Argentine footballer

Héctor Martín Desvaux (born 4 February 1980 in Santa Fe) is an Argentine former football defender.

== Career ==
Desvaux started his career with Unión de Santa Fe in 2001 while the team played in the Primera División Argentina. In 2003, his club was relegated from the Argentine Primera but Desvaux stayed with them.

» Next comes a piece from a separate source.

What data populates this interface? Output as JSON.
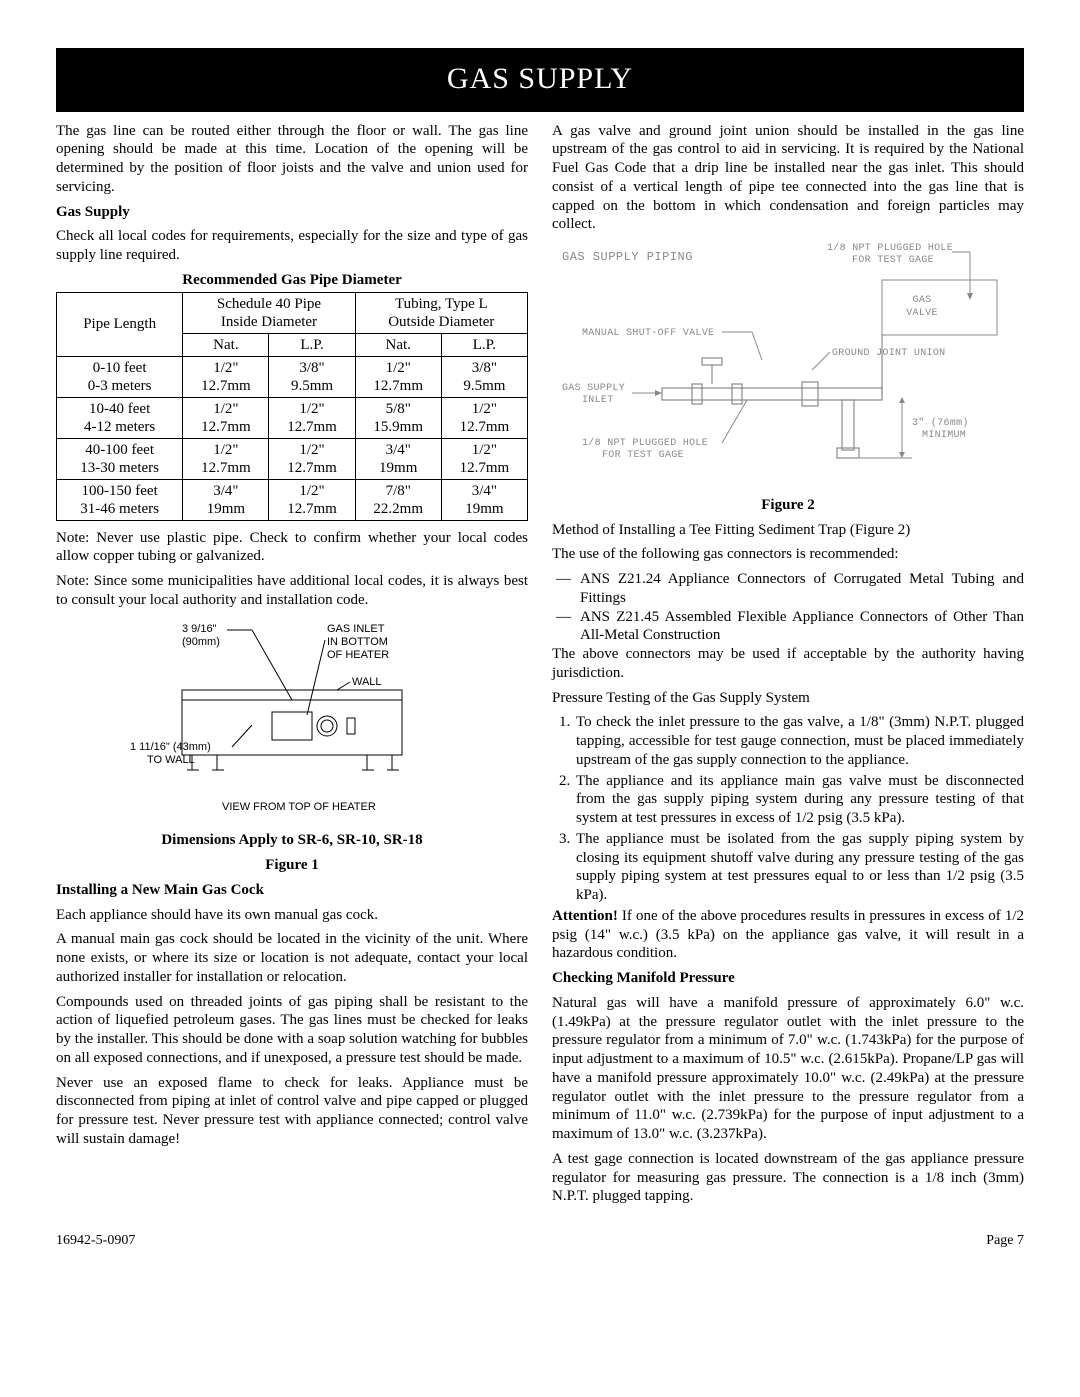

During the 2005–06 season, Desvaux played for Ben Hur, but returned to Unión the following season. In 2007, he returned to the top flight of Argentine football, signing for Gimnasia de Jujuy on loan. At the end of the 2007–08 season Gimnasia defeated Unión, Desvaux's former team, in the playoff to avoid relegation and the defender played both home and away games (along goalkeeper Nereo Fernández, another former Unión player loaned to Gimnasia).

In 2010, Desvaux joined Chilean side Santiago Wanderers.

In 2012–13, Desvaux played for Ferro Carril Oeste.

Desvaux ended his professional career playing for Central Córdoba de Santiago del Estero on loan from Gimnasia y Esgrima de Jujuy in 2016.